Primary usage of egnyter
is through the download_*
and upload_*
functions.
When using each of these you are asked to provide a "path" argument which is the path to the file in your Egnyte fileshare. In my Egnyte fileshare system the value of this argument is given by starting with the top-level folder which is either "Shared" or "Private".
To upload a local data frame as a new file in Egnyte use upload_csv
or upload_feather
which make a call to readr::write_csv
and feather::write_feather
respectively, therefore arguments to these functions can be passed after the path.
my_car_data <- mtcars
my_car_data %>% upload_csv("/Shared/path/to/your/file.csv")
my_car_data %>% upload_feather("/Shared/path/to/your/file.feather")
If the filenames you specify already exist in Egnyte - they will be overwritten. However - depending on your settings - Egnyte will simply create a new version of this file automatically.
Note that, as long as we have run set_token
(see above) we can omit the "token" and "domain" arguments as egnyter
will pull them from your options.
To upload a remote file of any kind to a local file, you can use upload_file
.
upload_file("/data/photos/file.jpg", "/Shared/path/to/your/new/file.jpg")
To download a remote file directly to a dataframe in R use download_csv
, download_excel
or download_feather
which make a call to readr::read_csv
, readxl::read_excel
and feather::read_feather
respectively, therefore arguments to these functions can be passed after the path.
my_feather_data <- download_feather("/Shared/path/to/your/file.feather")
my_csv_data <- download_csv("/Shared/path/to/your/file.csv", n_max = 2500)
my_excel_data <- download_excel("/Shared/path/to/your/file.xlsx", sheet = "datasheet")
Note that, as long as we have run set_token
(see above) we can omit the "token" and "domain" arguments as egnyter
will pull them from your options.
To download a remote file of any kind to a local file, you can use download_file
.
download_file("/Shared/path/to/your/file.jpg", "/data/photos/file.jpg")
In addition to transferring data stored in data frames to Egnyte, you may also want to transfer other objects (such as model objects). To support this kind of activity use the upload_rds
and download_rds
functions.
Note that these functions call the base saveRDS
and loadRDS
functions from the base
library.
my_flower_model <- lm(Sepal.Length ~ ., data = iris)
# This saves an object into Egnyte
upload_rds(my_flower_model, dest = "/Shared/path/to/flower/data.rds")
# This will load an object called "my_flower_model" into the environment
my_flower_model <- download_rds("/Shared/path/to/flower/data.rds")

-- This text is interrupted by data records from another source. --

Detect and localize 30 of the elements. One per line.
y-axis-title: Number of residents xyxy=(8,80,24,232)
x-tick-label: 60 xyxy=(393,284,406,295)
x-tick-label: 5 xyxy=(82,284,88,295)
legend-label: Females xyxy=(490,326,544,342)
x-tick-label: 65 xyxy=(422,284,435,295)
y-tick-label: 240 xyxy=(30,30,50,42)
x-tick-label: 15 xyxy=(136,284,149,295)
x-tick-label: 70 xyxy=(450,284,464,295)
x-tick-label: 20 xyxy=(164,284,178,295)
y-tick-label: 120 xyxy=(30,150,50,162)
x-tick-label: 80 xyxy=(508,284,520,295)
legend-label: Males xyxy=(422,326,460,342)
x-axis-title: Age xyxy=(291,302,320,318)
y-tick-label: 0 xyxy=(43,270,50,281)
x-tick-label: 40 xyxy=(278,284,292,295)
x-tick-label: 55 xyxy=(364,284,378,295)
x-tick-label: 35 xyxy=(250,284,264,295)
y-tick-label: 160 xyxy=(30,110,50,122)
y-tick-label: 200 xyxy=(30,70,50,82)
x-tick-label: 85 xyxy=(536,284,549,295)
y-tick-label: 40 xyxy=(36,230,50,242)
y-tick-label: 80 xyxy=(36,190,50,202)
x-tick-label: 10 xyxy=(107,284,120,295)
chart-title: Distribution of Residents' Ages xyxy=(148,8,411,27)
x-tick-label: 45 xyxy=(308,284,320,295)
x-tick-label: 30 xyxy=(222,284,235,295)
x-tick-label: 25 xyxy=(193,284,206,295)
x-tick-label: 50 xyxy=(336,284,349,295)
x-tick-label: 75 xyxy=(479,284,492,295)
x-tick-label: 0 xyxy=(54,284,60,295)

You can create a new folder in your Egnyte filesystem by using the create_folder
function.
create_folder("/Shared/path/to/folder", "newfolder")
This R package has not been built in collaboration with Egnyte Inc. and I provide no guarantees about interoperability with your own Egnyte file-share.
When developing egnyter
I only had access to my company's Egnyte system. Yours may have idiosyncracies that prevent the package working. Pull requests to address these are welcome!
In my experience egnyter
can be slow to upload large data files.